Hangi konulardan eğlence çıkarmazdık ki ? Mesela bunlardan birini anlatayım.

O yıllarda Erzurum sazlığı henüz kurutulmadığı için, hamamlar ve fırınların çevresi buralarda yakılmak için getirilen kamışlar ve sazlık ürünleri ile dolup taşardı. Biz çocuklar bu kamış yığınları içinden adına "Şeytan Mumu" dediğimiz kahverengi tüylü kamış meyvelerini seçer, onları gaz yağı ile doyurduktan sonra yakmak suretiyle fener alayları yapardık. Erzurum'un o yıllardakı sokak ışıklarından mahrum ortamını hatırlayacak olursak, bu şehraynin biz çocukları nasıl coşturduğunu tahmin edebilirsiniz.

Ramazan geceleri Sultan Murat köprüsunün başında odaklanan oyunlarımız, zaman olur çarşılara kadar taşardı. Bizim çarşılarımızın sınırı, ünlü Mısır Oteli nin baş köşesine kurulduğu Yenikapı' dan başlar, Tebriz Kapısı'nı tamamen kucaklayarak Tophane Gazinosu'nun önünden Kevelciler' e kıvrılır, ordan da bir keskin kavisle geri dönüp, Hamutçu Yokuşundan Sıvırcık Mahallesine ulaşan hattın içinde kalırdı.

Aile büyüklerimiz, o yıllarda henüz kirlenmemiş olan Dabahane yahut Şabahane Çeşmeleri’nin buzlu billur suları olmadan, ne iftâr ne de sahur sofralarına oturmaz; hele höpürdete höpürdete içtikleri kahve ve çaylarını muhakkak bu sulardan kaynatırırlardı. Bu tiryakilik, biz çocukların bir ayağının, Dabahane (Debbağhâne) ve Şabahane (Şebhâne) çeşmelerinde olması demekti. Kimi zaman bu çeşmelerin önündeki izdihamdan ötürü Akpınar, Yazıcı ve Cennet Çeşmelerine kadar gittiğimiz olur, aynı kalabalığı orada da bulunca bu sefer, bu uzak çeşmelerden biran önce su alıp eve dönme telâşına kapılırdık.
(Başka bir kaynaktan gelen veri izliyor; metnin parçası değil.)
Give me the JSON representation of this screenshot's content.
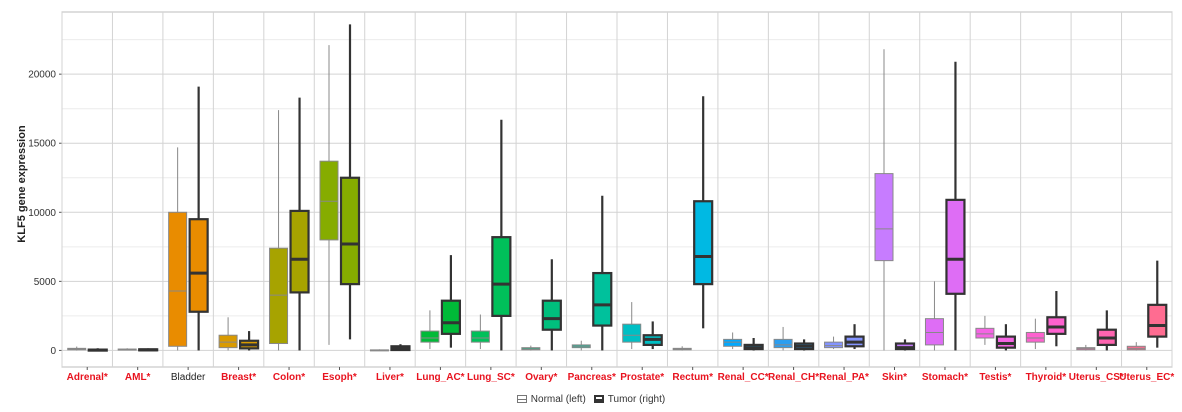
{
  "chart_data": {
    "type": "box",
    "title": "",
    "xlabel": "",
    "ylabel": "KLF5 gene expression",
    "ylim": [
      -1200,
      24500
    ],
    "yticks": [
      0,
      5000,
      10000,
      15000,
      20000
    ],
    "grid": true,
    "legend_position": "bottom",
    "legend": [
      {
        "label": "Normal (left)"
      },
      {
        "label": "Tumor (right)"
      }
    ],
    "colors": {
      "significant_label": "#e8131f",
      "plain_label": "#222222",
      "tumor_outline": "#333333",
      "normal_outline": "#888888"
    },
    "categories": [
      {
        "name": "Adrenal*",
        "significant": true,
        "color": "#e8131f",
        "normal": {
          "min": 0,
          "q1": 50,
          "median": 100,
          "q3": 150,
          "max": 280
        },
        "tumor": {
          "min": 0,
          "q1": 10,
          "median": 30,
          "q3": 60,
          "max": 160
        }
      },
      {
        "name": "AML*",
        "significant": true,
        "color": "#e8131f",
        "normal": {
          "min": 0,
          "q1": 30,
          "median": 70,
          "q3": 100,
          "max": 160
        },
        "tumor": {
          "min": 0,
          "q1": 20,
          "median": 40,
          "q3": 80,
          "max": 150
        }
      },
      {
        "name": "Bladder",
        "significant": false,
        "color": "#e98c00",
        "normal": {
          "min": 0,
          "q1": 300,
          "median": 4300,
          "q3": 10000,
          "max": 14700
        },
        "tumor": {
          "min": 0,
          "q1": 2800,
          "median": 5600,
          "q3": 9500,
          "max": 19100
        }
      },
      {
        "name": "Breast*",
        "significant": true,
        "color": "#d99a00",
        "normal": {
          "min": 0,
          "q1": 200,
          "median": 600,
          "q3": 1100,
          "max": 2400
        },
        "tumor": {
          "min": 0,
          "q1": 150,
          "median": 400,
          "q3": 700,
          "max": 1400
        }
      },
      {
        "name": "Colon*",
        "significant": true,
        "color": "#a7a300",
        "normal": {
          "min": 0,
          "q1": 500,
          "median": 4000,
          "q3": 7400,
          "max": 17400
        },
        "tumor": {
          "min": 0,
          "q1": 4200,
          "median": 6600,
          "q3": 10100,
          "max": 18300
        }
      },
      {
        "name": "Esoph*",
        "significant": true,
        "color": "#86ac00",
        "normal": {
          "min": 400,
          "q1": 8000,
          "median": 10800,
          "q3": 13700,
          "max": 22100
        },
        "tumor": {
          "min": 800,
          "q1": 4800,
          "median": 7700,
          "q3": 12500,
          "max": 23600
        }
      },
      {
        "name": "Liver*",
        "significant": true,
        "color": "#4cb400",
        "normal": {
          "min": 0,
          "q1": 10,
          "median": 20,
          "q3": 40,
          "max": 80
        },
        "tumor": {
          "min": 0,
          "q1": 30,
          "median": 150,
          "q3": 300,
          "max": 450
        }
      },
      {
        "name": "Lung_AC*",
        "significant": true,
        "color": "#00ba38",
        "normal": {
          "min": 100,
          "q1": 600,
          "median": 900,
          "q3": 1400,
          "max": 2900
        },
        "tumor": {
          "min": 200,
          "q1": 1200,
          "median": 2000,
          "q3": 3600,
          "max": 6900
        }
      },
      {
        "name": "Lung_SC*",
        "significant": true,
        "color": "#00c05a",
        "normal": {
          "min": 100,
          "q1": 600,
          "median": 900,
          "q3": 1400,
          "max": 2600
        },
        "tumor": {
          "min": 0,
          "q1": 2500,
          "median": 4800,
          "q3": 8200,
          "max": 16700
        }
      },
      {
        "name": "Ovary*",
        "significant": true,
        "color": "#00bf7d",
        "normal": {
          "min": 0,
          "q1": 50,
          "median": 100,
          "q3": 200,
          "max": 350
        },
        "tumor": {
          "min": 0,
          "q1": 1500,
          "median": 2300,
          "q3": 3600,
          "max": 6600
        }
      },
      {
        "name": "Pancreas*",
        "significant": true,
        "color": "#00c19c",
        "normal": {
          "min": 0,
          "q1": 200,
          "median": 300,
          "q3": 400,
          "max": 700
        },
        "tumor": {
          "min": 0,
          "q1": 1800,
          "median": 3300,
          "q3": 5600,
          "max": 11200
        }
      },
      {
        "name": "Prostate*",
        "significant": true,
        "color": "#00bfc4",
        "normal": {
          "min": 100,
          "q1": 600,
          "median": 1100,
          "q3": 1900,
          "max": 3500
        },
        "tumor": {
          "min": 100,
          "q1": 400,
          "median": 800,
          "q3": 1100,
          "max": 2100
        }
      },
      {
        "name": "Rectum*",
        "significant": true,
        "color": "#00b9e3",
        "normal": {
          "min": 0,
          "q1": 50,
          "median": 100,
          "q3": 150,
          "max": 300
        },
        "tumor": {
          "min": 1600,
          "q1": 4800,
          "median": 6800,
          "q3": 10800,
          "max": 18400
        }
      },
      {
        "name": "Renal_CC*",
        "significant": true,
        "color": "#00a9ff",
        "normal": {
          "min": 100,
          "q1": 300,
          "median": 600,
          "q3": 800,
          "max": 1300
        },
        "tumor": {
          "min": 0,
          "q1": 100,
          "median": 200,
          "q3": 400,
          "max": 900
        }
      },
      {
        "name": "Renal_CH*",
        "significant": true,
        "color": "#2b9ef0",
        "normal": {
          "min": 0,
          "q1": 200,
          "median": 400,
          "q3": 800,
          "max": 1700
        },
        "tumor": {
          "min": 0,
          "q1": 100,
          "median": 300,
          "q3": 500,
          "max": 800
        }
      },
      {
        "name": "Renal_PA*",
        "significant": true,
        "color": "#8494ff",
        "normal": {
          "min": 100,
          "q1": 200,
          "median": 350,
          "q3": 600,
          "max": 1000
        },
        "tumor": {
          "min": 100,
          "q1": 300,
          "median": 600,
          "q3": 1000,
          "max": 1900
        }
      },
      {
        "name": "Skin*",
        "significant": true,
        "color": "#c77cff",
        "normal": {
          "min": 0,
          "q1": 6500,
          "median": 8800,
          "q3": 12800,
          "max": 21800
        },
        "tumor": {
          "min": 0,
          "q1": 100,
          "median": 200,
          "q3": 500,
          "max": 800
        }
      },
      {
        "name": "Stomach*",
        "significant": true,
        "color": "#de6df5",
        "normal": {
          "min": 0,
          "q1": 400,
          "median": 1300,
          "q3": 2300,
          "max": 5000
        },
        "tumor": {
          "min": 0,
          "q1": 4100,
          "median": 6600,
          "q3": 10900,
          "max": 20900
        }
      },
      {
        "name": "Testis*",
        "significant": true,
        "color": "#f564e3",
        "normal": {
          "min": 400,
          "q1": 900,
          "median": 1200,
          "q3": 1600,
          "max": 2500
        },
        "tumor": {
          "min": 0,
          "q1": 200,
          "median": 500,
          "q3": 1000,
          "max": 1900
        }
      },
      {
        "name": "Thyroid*",
        "significant": true,
        "color": "#fe61cf",
        "normal": {
          "min": 100,
          "q1": 600,
          "median": 900,
          "q3": 1300,
          "max": 2300
        },
        "tumor": {
          "min": 300,
          "q1": 1200,
          "median": 1700,
          "q3": 2400,
          "max": 4300
        }
      },
      {
        "name": "Uterus_CS*",
        "significant": true,
        "color": "#ff64b0",
        "normal": {
          "min": 0,
          "q1": 50,
          "median": 150,
          "q3": 200,
          "max": 400
        },
        "tumor": {
          "min": 0,
          "q1": 400,
          "median": 900,
          "q3": 1500,
          "max": 2900
        }
      },
      {
        "name": "Uterus_EC*",
        "significant": true,
        "color": "#ff6c91",
        "normal": {
          "min": 0,
          "q1": 50,
          "median": 150,
          "q3": 300,
          "max": 600
        },
        "tumor": {
          "min": 200,
          "q1": 1000,
          "median": 1800,
          "q3": 3300,
          "max": 6500
        }
      }
    ]
  }
}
Çocukluğumuzun çarşıları, ramazan mevsiminde biz afacanlara ayrı bir renkte görünürdü. Gün boyunca ağzını bağlamış insanların leb a leb doldurduğu bir şehir. Yarı örfî, yarı mistik bir atmosferin başkalaştırdığı, hatta bazı titiz ruhları gerdiği oruçlular ortamı; ramazan gecesinin başlaması ile bir anda sukûnete kavuşur, bu sukûnet, gecenin ilerleyen saatlerinde bir coşku ve neşe ile birleşirdi. İşte bu sebeple olacak, ramazan geceleri, sadece biz çocuklar için değil; her yaştan,her sınıftan ve her cinsiyetten insanlar için; tadı çıkarılacak, neşesinden istifade edilecek güzellik demleriydi.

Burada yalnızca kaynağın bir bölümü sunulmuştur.